Technology and innovation for Gender Equality

Technology is a key tool to closing the 5.1 billion justice gap and enabling the expansion and innovation of justice solutions for women.

For example, the Innovating Justice Awards have been providing financial and incubation support to a number of justice innovations, such as Mamamoni. This is a peer to peer lending platform in Nigeria for women entrepreneurs, founded by Nigerian women.

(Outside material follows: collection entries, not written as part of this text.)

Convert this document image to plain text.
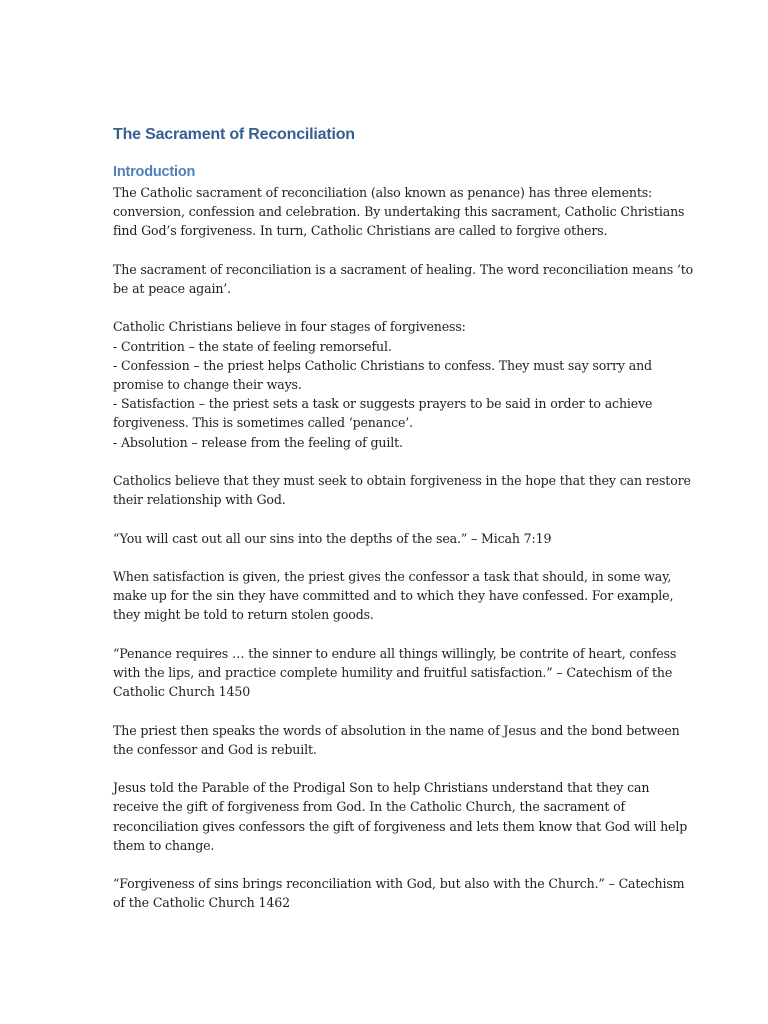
The Sacrament of Reconciliation
Introduction
The Catholic sacrament of reconciliation (also known as penance) has three elements:
conversion, confession and celebration. By undertaking this sacrament, Catholic Christians
find God’s forgiveness. In turn, Catholic Christians are called to forgive others.
The sacrament of reconciliation is a sacrament of healing. The word reconciliation means ‘to
be at peace again’.
Catholic Christians believe in four stages of forgiveness:
- Contrition – the state of feeling remorseful.
- Confession – the priest helps Catholic Christians to confess. They must say sorry and
promise to change their ways.
- Satisfaction – the priest sets a task or suggests prayers to be said in order to achieve
forgiveness. This is sometimes called ‘penance’.
- Absolution – release from the feeling of guilt.
Catholics believe that they must seek to obtain forgiveness in the hope that they can restore
their relationship with God.
“You will cast out all our sins into the depths of the sea.” – Micah 7:19
When satisfaction is given, the priest gives the confessor a task that should, in some way,
make up for the sin they have committed and to which they have confessed. For example,
they might be told to return stolen goods.
“Penance requires … the sinner to endure all things willingly, be contrite of heart, confess
with the lips, and practice complete humility and fruitful satisfaction.” – Catechism of the
Catholic Church 1450
The priest then speaks the words of absolution in the name of Jesus and the bond between
the confessor and God is rebuilt.
Jesus told the Parable of the Prodigal Son to help Christians understand that they can
receive the gift of forgiveness from God. In the Catholic Church, the sacrament of
reconciliation gives confessors the gift of forgiveness and lets them know that God will help
them to change.
“Forgiveness of sins brings reconciliation with God, but also with the Church.” – Catechism
of the Catholic Church 1462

It provides financial literacy training and empowers women to become financially independent.

Feminist movements and leadership

Feminist movements and leadership, such as the International Association of Women Judges, the ATLAS network and GQUAL, are central to achieving equality and justice for women and have been the driving force behind feminist law reform and policy change.

The Forum and beyond

Justice for women runs through all the Action Coalition of the agenda at the Generation Equality Forum and the Forum is an important springboard to realize equal access to justice for women.

In February 2021, Pathfinders and The Elders hosted a high-level advocacy workshop in which 44 activists and advocates from four continents formulated policy recommendations to enhance access to justice for women.

Image: The Elders

Here’s what governments, civil society, donors, the private sector and individuals can do to contribute:

  1. Make commitments and ensure implementation as part of the Generation Equality Forum commitment process and other related processes, such as the Open Government Partnership and SDG Acceleration Actions.
  2. Increase funding for legal empowerment and justice services that provide increased access to justice for women.
  3. Ensure that funding commitments made at the Generation Equality Forum are also distributed to legal empowerment and justice services, such as through the COVID-19 Grassroots Justice Fund.
  4. Commit to investing in quality data and analysis on women’s justice problems and solutions.
  5. Engage in upcoming justice events and forms and join the Justice Alliance.